Fenix Parts Announces Definitive Merger Agreement With Stellex Capital Management

In March 2017, the company engaged Stifel to advise the board and the company management and to assist in pursuing a range of potential strategic and financial transactions to provide the Fenix with improved liquidity and maximize shareholder value.

Fenix Parts Inc., a recycler and reseller of original equipment manufacturer (OEM) automotive products, has entered into a definitive merger agreement with Stellex Capital Management LP under which a Stellex-controlled affiliate would acquire the company for 40 cents per share in cash along with the assumption of more than $40 million in operating and long-term liabilities, including $33 million of indebtedness.

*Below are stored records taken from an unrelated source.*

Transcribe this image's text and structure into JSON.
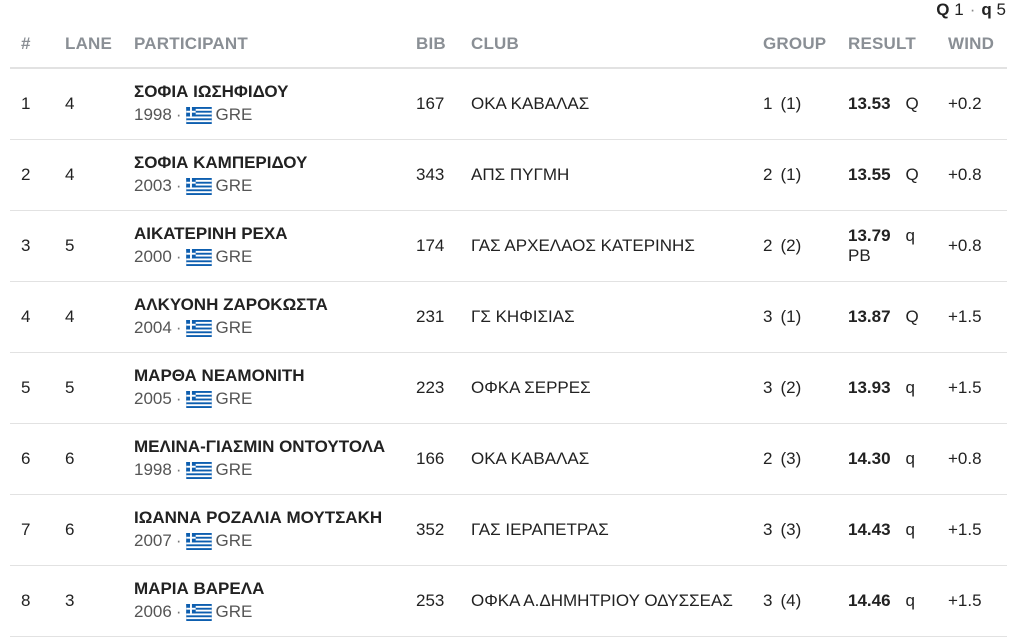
{
  "legend": {
    "q_big_label": "Q",
    "q_big_count": "1",
    "separator": "·",
    "q_small_label": "q",
    "q_small_count": "5"
  },
  "columns": {
    "rank": "#",
    "lane": "LANE",
    "participant": "PARTICIPANT",
    "bib": "BIB",
    "club": "CLUB",
    "group": "GROUP",
    "result": "RESULT",
    "wind": "WIND"
  },
  "flag_colors": {
    "blue": "#0d5eaf",
    "white": "#ffffff"
  },
  "rows": [
    {
      "rank": "1",
      "lane": "4",
      "name": "ΣΟΦΙΑ ΙΩΣΗΦΙΔΟΥ",
      "year": "1998",
      "dot": "·",
      "country": "GRE",
      "bib": "167",
      "club": "ΟΚΑ ΚΑΒΑΛΑΣ",
      "group": "1",
      "group_place": "(1)",
      "result": "13.53",
      "qual": "Q",
      "note": "",
      "wind": "+0.2"
    },
    {
      "rank": "2",
      "lane": "4",
      "name": "ΣΟΦΙΑ ΚΑΜΠΕΡΙΔΟΥ",
      "year": "2003",
      "dot": "·",
      "country": "GRE",
      "bib": "343",
      "club": "ΑΠΣ ΠΥΓΜΗ",
      "group": "2",
      "group_place": "(1)",
      "result": "13.55",
      "qual": "Q",
      "note": "",
      "wind": "+0.8"
    },
    {
      "rank": "3",
      "lane": "5",
      "name": "ΑΙΚΑΤΕΡΙΝΗ ΡΕΧΑ",
      "year": "2000",
      "dot": "·",
      "country": "GRE",
      "bib": "174",
      "club": "ΓΑΣ ΑΡΧΕΛΑΟΣ ΚΑΤΕΡΙΝΗΣ",
      "group": "2",
      "group_place": "(2)",
      "result": "13.79",
      "qual": "q",
      "note": "PB",
      "wind": "+0.8"
    },
    {
      "rank": "4",
      "lane": "4",
      "name": "ΑΛΚΥΟΝΗ ΖΑΡΟΚΩΣΤΑ",
      "year": "2004",
      "dot": "·",
      "country": "GRE",
      "bib": "231",
      "club": "ΓΣ ΚΗΦΙΣΙΑΣ",
      "group": "3",
      "group_place": "(1)",
      "result": "13.87",
      "qual": "Q",
      "note": "",
      "wind": "+1.5"
    },
    {
      "rank": "5",
      "lane": "5",
      "name": "ΜΑΡΘΑ ΝΕΑΜΟΝΙΤΗ",
      "year": "2005",
      "dot": "·",
      "country": "GRE",
      "bib": "223",
      "club": "ΟΦΚΑ ΣΕΡΡΕΣ",
      "group": "3",
      "group_place": "(2)",
      "result": "13.93",
      "qual": "q",
      "note": "",
      "wind": "+1.5"
    },
    {
      "rank": "6",
      "lane": "6",
      "name": "ΜΕΛΙΝΑ-ΓΙΑΣΜΙΝ ΟΝΤΟΥΤΟΛΑ",
      "year": "1998",
      "dot": "·",
      "country": "GRE",
      "bib": "166",
      "club": "ΟΚΑ ΚΑΒΑΛΑΣ",
      "group": "2",
      "group_place": "(3)",
      "result": "14.30",
      "qual": "q",
      "note": "",
      "wind": "+0.8"
    },
    {
      "rank": "7",
      "lane": "6",
      "name": "ΙΩΑΝΝΑ ΡΟΖΑΛΙΑ ΜΟΥΤΣΑΚΗ",
      "year": "2007",
      "dot": "·",
      "country": "GRE",
      "bib": "352",
      "club": "ΓΑΣ ΙΕΡΑΠΕΤΡΑΣ",
      "group": "3",
      "group_place": "(3)",
      "result": "14.43",
      "qual": "q",
      "note": "",
      "wind": "+1.5"
    },
    {
      "rank": "8",
      "lane": "3",
      "name": "ΜΑΡΙΑ ΒΑΡΕΛΑ",
      "year": "2006",
      "dot": "·",
      "country": "GRE",
      "bib": "253",
      "club": "ΟΦΚΑ Α.ΔΗΜΗΤΡΙΟΥ ΟΔΥΣΣΕΑΣ",
      "group": "3",
      "group_place": "(4)",
      "result": "14.46",
      "qual": "q",
      "note": "",
      "wind": "+1.5"
    }
  ]
}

The per share cash consideration under the merger, which has been unanimously approved by the company’s board of directors, represents a premium of approximately 56 percent to the 60-day volume-weighted average stock price as of Feb. 9, the last trading day prior to the announcement by Upstate Shredding LLC of an unsolicited, non-binding offer for the company.

The merger agreement is subject to shareholder approval. The deal is expected to close in the second quarter of 2018.

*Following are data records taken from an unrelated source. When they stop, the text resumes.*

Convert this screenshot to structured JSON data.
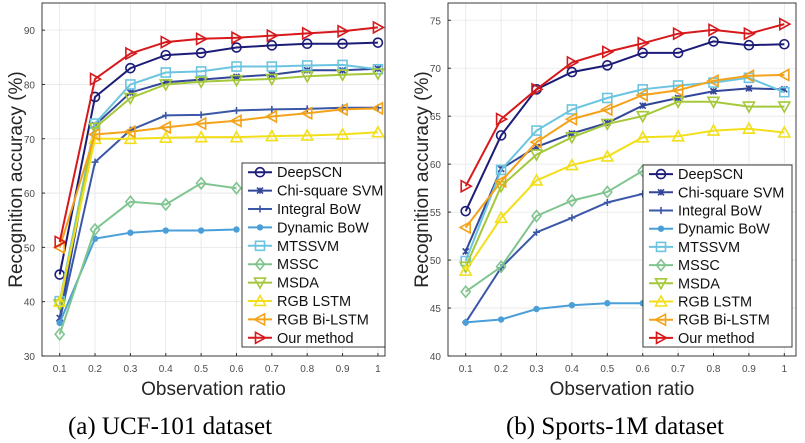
{
  "legend_labels": [
    "DeepSCN",
    "Chi-square SVM",
    "Integral BoW",
    "Dynamic BoW",
    "MTSSVM",
    "MSSC",
    "MSDA",
    "RGB LSTM",
    "RGB Bi-LSTM",
    "Our method"
  ],
  "series_style": [
    {
      "color": "#1c1c78",
      "marker": "circle"
    },
    {
      "color": "#33479a",
      "marker": "x"
    },
    {
      "color": "#3a57a8",
      "marker": "plus"
    },
    {
      "color": "#4a9fd8",
      "marker": "dot"
    },
    {
      "color": "#6cc5e0",
      "marker": "square"
    },
    {
      "color": "#80c48f",
      "marker": "diamond"
    },
    {
      "color": "#a5c83a",
      "marker": "triangle-down"
    },
    {
      "color": "#f2df1a",
      "marker": "triangle-up"
    },
    {
      "color": "#f3a21a",
      "marker": "triangle-left"
    },
    {
      "color": "#d7191c",
      "marker": "triangle-right"
    }
  ],
  "chart_data": [
    {
      "type": "line",
      "caption": "(a) UCF-101 dataset",
      "xlabel": "Observation ratio",
      "ylabel": "Recognition accuracy (%)",
      "x": [
        0.1,
        0.2,
        0.3,
        0.4,
        0.5,
        0.6,
        0.7,
        0.8,
        0.9,
        1
      ],
      "xticks": [
        "0.1",
        "0.2",
        "0.3",
        "0.4",
        "0.5",
        "0.6",
        "0.7",
        "0.8",
        "0.9",
        "1"
      ],
      "yticks": [
        30,
        40,
        50,
        60,
        70,
        80,
        90
      ],
      "xlim": [
        0.05,
        1.02
      ],
      "ylim": [
        30,
        95
      ],
      "grid": true,
      "legend": "bottom-right",
      "series": [
        {
          "name": "DeepSCN",
          "values": [
            45,
            77.7,
            83.0,
            85.4,
            85.8,
            86.8,
            87.2,
            87.5,
            87.5,
            87.7
          ]
        },
        {
          "name": "Chi-square SVM",
          "values": [
            37,
            72.5,
            78.5,
            80.4,
            80.9,
            81.4,
            81.8,
            82.6,
            82.6,
            82.9
          ]
        },
        {
          "name": "Integral BoW",
          "values": [
            36.5,
            65.7,
            71.6,
            74.3,
            74.4,
            75.2,
            75.4,
            75.5,
            75.7,
            75.7
          ]
        },
        {
          "name": "Dynamic BoW",
          "values": [
            36.1,
            51.6,
            52.7,
            53.1,
            53.1,
            53.3,
            null,
            null,
            null,
            null
          ]
        },
        {
          "name": "MTSSVM",
          "values": [
            40.1,
            72.8,
            80.0,
            82.2,
            82.4,
            83.3,
            83.3,
            83.5,
            83.6,
            82.8
          ]
        },
        {
          "name": "MSSC",
          "values": [
            34,
            53.3,
            58.4,
            57.9,
            61.8,
            60.9,
            null,
            null,
            null,
            null
          ]
        },
        {
          "name": "MSDA",
          "values": [
            39.5,
            72.0,
            77.5,
            80.0,
            80.5,
            80.8,
            81.0,
            81.5,
            81.8,
            82.0
          ]
        },
        {
          "name": "RGB LSTM",
          "values": [
            40,
            70.0,
            70.0,
            70.2,
            70.3,
            70.3,
            70.5,
            70.6,
            70.8,
            71.2
          ]
        },
        {
          "name": "RGB Bi-LSTM",
          "values": [
            50,
            70.8,
            71.3,
            72.1,
            72.8,
            73.3,
            74.1,
            74.7,
            75.4,
            75.6
          ]
        },
        {
          "name": "Our method",
          "values": [
            51,
            81.0,
            85.7,
            87.8,
            88.4,
            88.6,
            89.0,
            89.4,
            89.8,
            90.5
          ]
        }
      ]
    },
    {
      "type": "line",
      "caption": "(b) Sports-1M dataset",
      "xlabel": "Observation ratio",
      "ylabel": "Recognition accuracy (%)",
      "x": [
        0.1,
        0.2,
        0.3,
        0.4,
        0.5,
        0.6,
        0.7,
        0.8,
        0.9,
        1
      ],
      "xticks": [
        "0.1",
        "0.2",
        "0.3",
        "0.4",
        "0.5",
        "0.6",
        "0.7",
        "0.8",
        "0.9",
        "1"
      ],
      "yticks": [
        40,
        45,
        50,
        55,
        60,
        65,
        70,
        75
      ],
      "xlim": [
        0.05,
        1.033
      ],
      "ylim": [
        40,
        76.8
      ],
      "grid": true,
      "legend": "bottom-right",
      "series": [
        {
          "name": "DeepSCN",
          "values": [
            55.1,
            63.0,
            67.8,
            69.6,
            70.3,
            71.6,
            71.6,
            72.8,
            72.4,
            72.5
          ]
        },
        {
          "name": "Chi-square SVM",
          "values": [
            50.9,
            59.5,
            61.8,
            63.2,
            64.3,
            66.1,
            66.9,
            67.6,
            67.9,
            67.8
          ]
        },
        {
          "name": "Integral BoW",
          "values": [
            43.5,
            49.2,
            52.9,
            54.4,
            56.0,
            56.9,
            null,
            null,
            null,
            null
          ]
        },
        {
          "name": "Dynamic BoW",
          "values": [
            43.5,
            43.8,
            44.9,
            45.3,
            45.5,
            45.5,
            null,
            null,
            null,
            null
          ]
        },
        {
          "name": "MTSSVM",
          "values": [
            49.9,
            59.4,
            63.5,
            65.7,
            66.9,
            67.8,
            68.2,
            68.5,
            69.0,
            67.5
          ]
        },
        {
          "name": "MSSC",
          "values": [
            46.7,
            49.3,
            54.6,
            56.2,
            57.1,
            59.3,
            null,
            null,
            null,
            null
          ]
        },
        {
          "name": "MSDA",
          "values": [
            49.3,
            57.7,
            61.0,
            62.8,
            64.2,
            65.0,
            66.5,
            66.5,
            66.0,
            66.0
          ]
        },
        {
          "name": "RGB LSTM",
          "values": [
            48.9,
            54.4,
            58.3,
            59.9,
            60.8,
            62.8,
            62.9,
            63.5,
            63.7,
            63.3
          ]
        },
        {
          "name": "RGB Bi-LSTM",
          "values": [
            53.4,
            58.2,
            62.3,
            64.7,
            65.7,
            67.2,
            67.7,
            68.7,
            69.2,
            69.3
          ]
        },
        {
          "name": "Our method",
          "values": [
            57.7,
            64.7,
            67.8,
            70.6,
            71.7,
            72.6,
            73.6,
            74.0,
            73.6,
            74.6
          ]
        }
      ]
    }
  ]
}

Kent Robertson, CEO of the Fenix Parts, said, “We are pleased to announce this definitive merger agreement with Stellex following a long and exhaustive strategic review process, which included multiple offers from both strategic and financial entities that ultimately fell apart. Throughout this process, the company’s financial condition has continued to deteriorate due to ongoing liquidity constraints, which limited the company’s car-buying activity and the impact of a fire in April 2017 at our Toronto facility. As a result of continued negative cash flow from operations and the current liquidity situation, including the continuing default on our senior secured credit facility, there was significant doubt that the company could remain a going concern, limiting our options to move forward with the business. Due to all of these factors, the board believes this offer from Stellex represents the best opportunity for shareholders to maximize value.”

In March 2017, the company engaged Stifel to advise the board and the company management and to assist in pursuing a range of potential strategic and financial transactions to provide the Fenix with improved liquidity and maximize shareholder value.

Stifel is acting as financial adviser to the company and Duff & Phelps LLC rendered a fairness opinion to the board of directors. Johnson & Colmar is acting as legal counsel to the company and Mayer Brown LLP provided legal advice to the special committee of the company’s board of directors. Dentons US LLP is serving as legal counsel to Stellex.